Neuroanatomical Terminology
- Brain development starts with three primary vesicles: forebrain, midbrain, and hindbrain.
- The forebrain divides into the telencephalon (cortex and basal ganglia) and diencephalon (thalamus and hypothalamus).
- The midbrain remains the mesencephalon.
- The hindbrain divides into the metencephalon (pons and cerebellum) and myelencephalon (medulla oblongata).
- The adult human brain can be thought of as five major subdivisions from back to front: medulla, pons/cerebellum, midbrain, diencephalon, and cortex/basal ganglia.
Dopamine and Reward
- Dopamine release in the nucleus accumbens from the VTA correlates with reward.
- Experiment: Blocking dopamine receptors in the nucleus accumbens prevents rats from learning to press the lever for stimulation.
- Conclusion: Dopamine release from the VTA to the nucleus accumbens is crucial for reinforcement.
- Dopamine is not just about pleasure. It might be more strongly associated with wanting and seeking rather than liking.
- Dopamine is released during both reward and punishment, suggesting its role in compulsion and information gathering.
- Experiment: Dopamine levels increase in male rats in novel environments and during interactions with females.
- Dopamine drives exploration (seeking new information) and compels repetition of behaviors, even if they are no longer pleasurable.
Drug Addiction and the Dopamine System
- Psychological dependence: Drug addicts crave drugs even when they no longer enjoy their effects.
- Evolution favors behaviors that increase fitness, regardless of pleasure.
- Cocaine and amphetamines increase dopamine levels and are psychologically addictive.
- Experiment: Rats self-inject cocaine or amphetamines, leading to increased dopamine levels.
- Infusing cocaine directly into the nucleus accumbens reinforces self-administration, indicating a direct effect on the mesolimbic dopamine system.
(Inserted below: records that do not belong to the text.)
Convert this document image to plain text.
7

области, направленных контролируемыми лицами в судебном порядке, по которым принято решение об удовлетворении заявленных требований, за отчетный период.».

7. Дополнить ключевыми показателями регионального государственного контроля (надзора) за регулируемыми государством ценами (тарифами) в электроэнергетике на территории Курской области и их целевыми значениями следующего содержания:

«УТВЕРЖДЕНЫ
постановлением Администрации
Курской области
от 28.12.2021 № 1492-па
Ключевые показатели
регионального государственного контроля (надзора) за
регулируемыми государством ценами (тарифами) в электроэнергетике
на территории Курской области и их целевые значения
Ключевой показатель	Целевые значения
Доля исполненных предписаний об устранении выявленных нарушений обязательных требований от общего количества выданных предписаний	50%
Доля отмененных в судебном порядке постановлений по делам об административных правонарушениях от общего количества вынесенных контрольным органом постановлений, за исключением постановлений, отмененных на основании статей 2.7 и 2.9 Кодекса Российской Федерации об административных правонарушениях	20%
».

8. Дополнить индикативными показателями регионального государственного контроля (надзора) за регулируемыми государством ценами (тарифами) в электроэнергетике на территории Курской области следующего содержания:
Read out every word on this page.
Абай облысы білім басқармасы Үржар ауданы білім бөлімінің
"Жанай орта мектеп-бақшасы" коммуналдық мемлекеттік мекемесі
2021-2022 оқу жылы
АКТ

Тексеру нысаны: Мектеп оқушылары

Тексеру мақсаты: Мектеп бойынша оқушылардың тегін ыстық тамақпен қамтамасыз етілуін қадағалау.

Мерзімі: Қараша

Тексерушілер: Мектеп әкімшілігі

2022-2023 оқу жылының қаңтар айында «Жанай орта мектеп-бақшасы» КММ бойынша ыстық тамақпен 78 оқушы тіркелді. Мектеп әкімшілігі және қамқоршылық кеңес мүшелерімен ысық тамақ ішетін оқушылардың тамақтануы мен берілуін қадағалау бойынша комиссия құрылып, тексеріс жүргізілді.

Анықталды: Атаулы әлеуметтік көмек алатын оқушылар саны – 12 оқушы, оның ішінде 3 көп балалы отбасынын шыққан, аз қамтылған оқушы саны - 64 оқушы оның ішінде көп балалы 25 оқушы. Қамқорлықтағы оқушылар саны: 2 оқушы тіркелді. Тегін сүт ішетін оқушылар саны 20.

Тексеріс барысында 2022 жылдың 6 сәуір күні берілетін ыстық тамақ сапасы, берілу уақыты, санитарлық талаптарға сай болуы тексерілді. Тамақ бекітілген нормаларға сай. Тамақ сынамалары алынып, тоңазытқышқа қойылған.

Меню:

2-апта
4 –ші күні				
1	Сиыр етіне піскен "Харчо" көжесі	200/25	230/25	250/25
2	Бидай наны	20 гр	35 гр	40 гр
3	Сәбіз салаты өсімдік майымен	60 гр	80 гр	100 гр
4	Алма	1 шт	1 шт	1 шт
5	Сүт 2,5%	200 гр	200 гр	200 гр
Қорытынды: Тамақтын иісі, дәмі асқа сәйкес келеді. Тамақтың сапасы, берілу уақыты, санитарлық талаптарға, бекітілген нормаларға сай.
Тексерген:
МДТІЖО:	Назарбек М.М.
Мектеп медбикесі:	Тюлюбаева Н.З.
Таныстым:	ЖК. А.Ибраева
- Cocaine and amphetamines bypass normal reward assessment systems and directly activate dopamine release, creating compulsion.
Key Takeaways
The nucleus accumbens connection is the key reinforcement system, with dopamine as a crucial underlying neurotransmitter.
This system drives exploration and reinforces behaviors.
Drugs that bypass normal reward pathways and directly activate dopamine release in the nucleus accumbens are highly addictive.
Physical Drug dependence is due to drug tolerance, Drug tolerance is the reason that withdrawal symptoms appear. Easiest response which is to take the drug again to get rid of the withdrawal symptoms.
Psychological dependence, Activation of this ventral tegmental area and nucleus accumbens connection that are involved in this rewarding or seeking system.